About Ostia Antica
Ostia Antica is an extraordinary Roman site in Italy that contains the ruins of the ancient port town that served as the gateway to Rome. Tracing its roots back to at least the 4th century BC, Ostia Antica served as Rome’s principle port for hundreds of years: a witness and monument to the rise of the ancient superpower, its dominance and eventual decline.
Ostia Antica history
Ostia may have been Rome’s first colonia, possibly established by the fourth king of Rome, Ancus Marcius. Nonetheless, the ancient harbour town saw the evolution of the Roman Empire, and therefore featured a 3rd century military castrum, later temples to Jupiter, Juno and Minerva, as well as fortifying walls.
During the 1st century BC as Gaius Marius and Sulla fought a bitter civil war when Marius’ ambition grew too great, Marius attacked Ostia to cut off trade to Rome via the Tiber, plundering it before further destroying Rome’s food stores. Ultimately, however, Marius fled to Africa to escape execution.

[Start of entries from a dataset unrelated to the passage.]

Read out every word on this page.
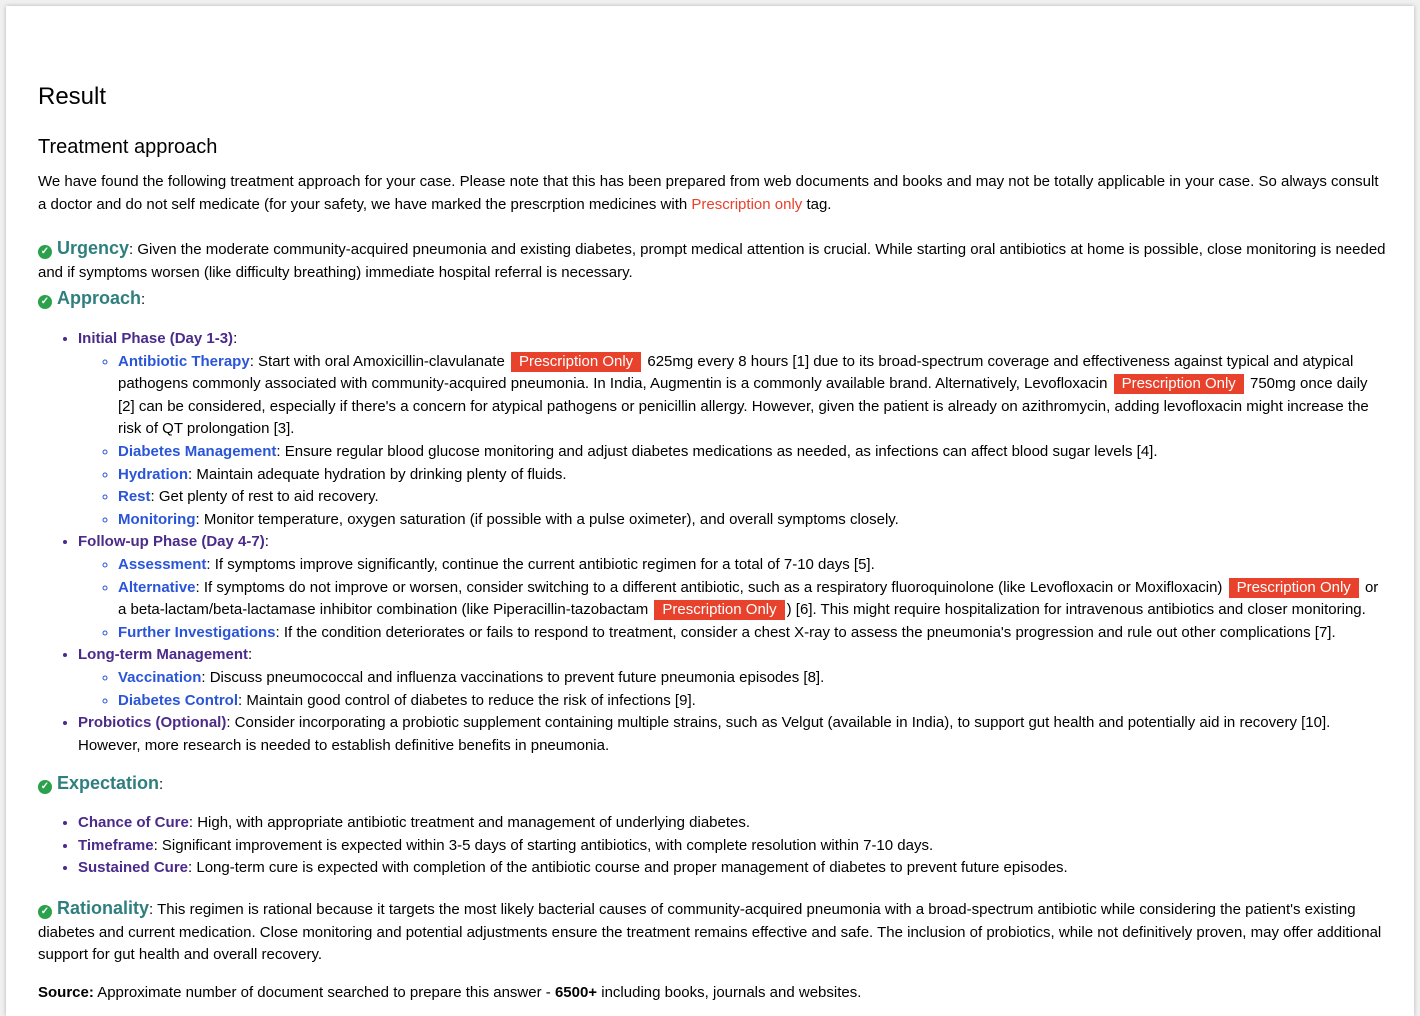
Result
Treatment approach
We have found the following treatment approach for your case. Please note that this has been prepared from web documents and books and may not be totally applicable in your case. So always consult a doctor and do not self medicate (for your safety, we have marked the prescrption medicines with Prescription only tag.
✓ Urgency: Given the moderate community-acquired pneumonia and existing diabetes, prompt medical attention is crucial. While starting oral antibiotics at home is possible, close monitoring is needed and if symptoms worsen (like difficulty breathing) immediate hospital referral is necessary.
✓ Approach:
• Initial Phase (Day 1-3):
◦ Antibiotic Therapy: Start with oral Amoxicillin-clavulanate Prescription Only 625mg every 8 hours [1] due to its broad-spectrum coverage and effectiveness against typical and atypical pathogens commonly associated with community-acquired pneumonia. In India, Augmentin is a commonly available brand. Alternatively, Levofloxacin Prescription Only 750mg once daily [2] can be considered, especially if there's a concern for atypical pathogens or penicillin allergy. However, given the patient is already on azithromycin, adding levofloxacin might increase the risk of QT prolongation [3].
◦ Diabetes Management: Ensure regular blood glucose monitoring and adjust diabetes medications as needed, as infections can affect blood sugar levels [4].
◦ Hydration: Maintain adequate hydration by drinking plenty of fluids.
◦ Rest: Get plenty of rest to aid recovery.
◦ Monitoring: Monitor temperature, oxygen saturation (if possible with a pulse oximeter), and overall symptoms closely.
• Follow-up Phase (Day 4-7):
◦ Assessment: If symptoms improve significantly, continue the current antibiotic regimen for a total of 7-10 days [5].
◦ Alternative: If symptoms do not improve or worsen, consider switching to a different antibiotic, such as a respiratory fluoroquinolone (like Levofloxacin or Moxifloxacin) Prescription Only or a beta-lactam/beta-lactamase inhibitor combination (like Piperacillin-tazobactam Prescription Only ) [6]. This might require hospitalization for intravenous antibiotics and closer monitoring.
◦ Further Investigations: If the condition deteriorates or fails to respond to treatment, consider a chest X-ray to assess the pneumonia's progression and rule out other complications [7].
• Long-term Management:
◦ Vaccination: Discuss pneumococcal and influenza vaccinations to prevent future pneumonia episodes [8].
◦ Diabetes Control: Maintain good control of diabetes to reduce the risk of infections [9].
• Probiotics (Optional): Consider incorporating a probiotic supplement containing multiple strains, such as Velgut (available in India), to support gut health and potentially aid in recovery [10]. However, more research is needed to establish definitive benefits in pneumonia.
✓ Expectation:
• Chance of Cure: High, with appropriate antibiotic treatment and management of underlying diabetes.
• Timeframe: Significant improvement is expected within 3-5 days of starting antibiotics, with complete resolution within 7-10 days.
• Sustained Cure: Long-term cure is expected with completion of the antibiotic course and proper management of diabetes to prevent future episodes.
✓ Rationality: This regimen is rational because it targets the most likely bacterial causes of community-acquired pneumonia with a broad-spectrum antibiotic while considering the patient's existing diabetes and current medication. Close monitoring and potential adjustments ensure the treatment remains effective and safe. The inclusion of probiotics, while not definitively proven, may offer additional support for gut health and overall recovery.
Source: Approximate number of document searched to prepare this answer - 6500+ including books, journals and websites.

Ostia Antica is most notable in ancient history for an attack by pirates in 68 BC leading to unprecedented powers being handed to Pompey the Great. The town was set on fire and the consular war fleet destroyed. Pompey arranged for the lex Gabinia law to allow him to raise an army and defeat the pirates – which he did within the year. However, the law set a dangerous precedent which damaged the foundations of the Republican system.
Under Julius Caesar’s dictatorship, Ostia became the focus of imperial development to improve Rome’s grain supply. Tiberius, Claudius and Trajan all sponsored harbour projects in the town, although repeated silting up of the harbour meant commerce shifted to Centum Cellea nearby.
As the landscape changed over the centuries, Ostia Antica was slowly abandoned: the sea gradually encroaching to only a couple of miles away.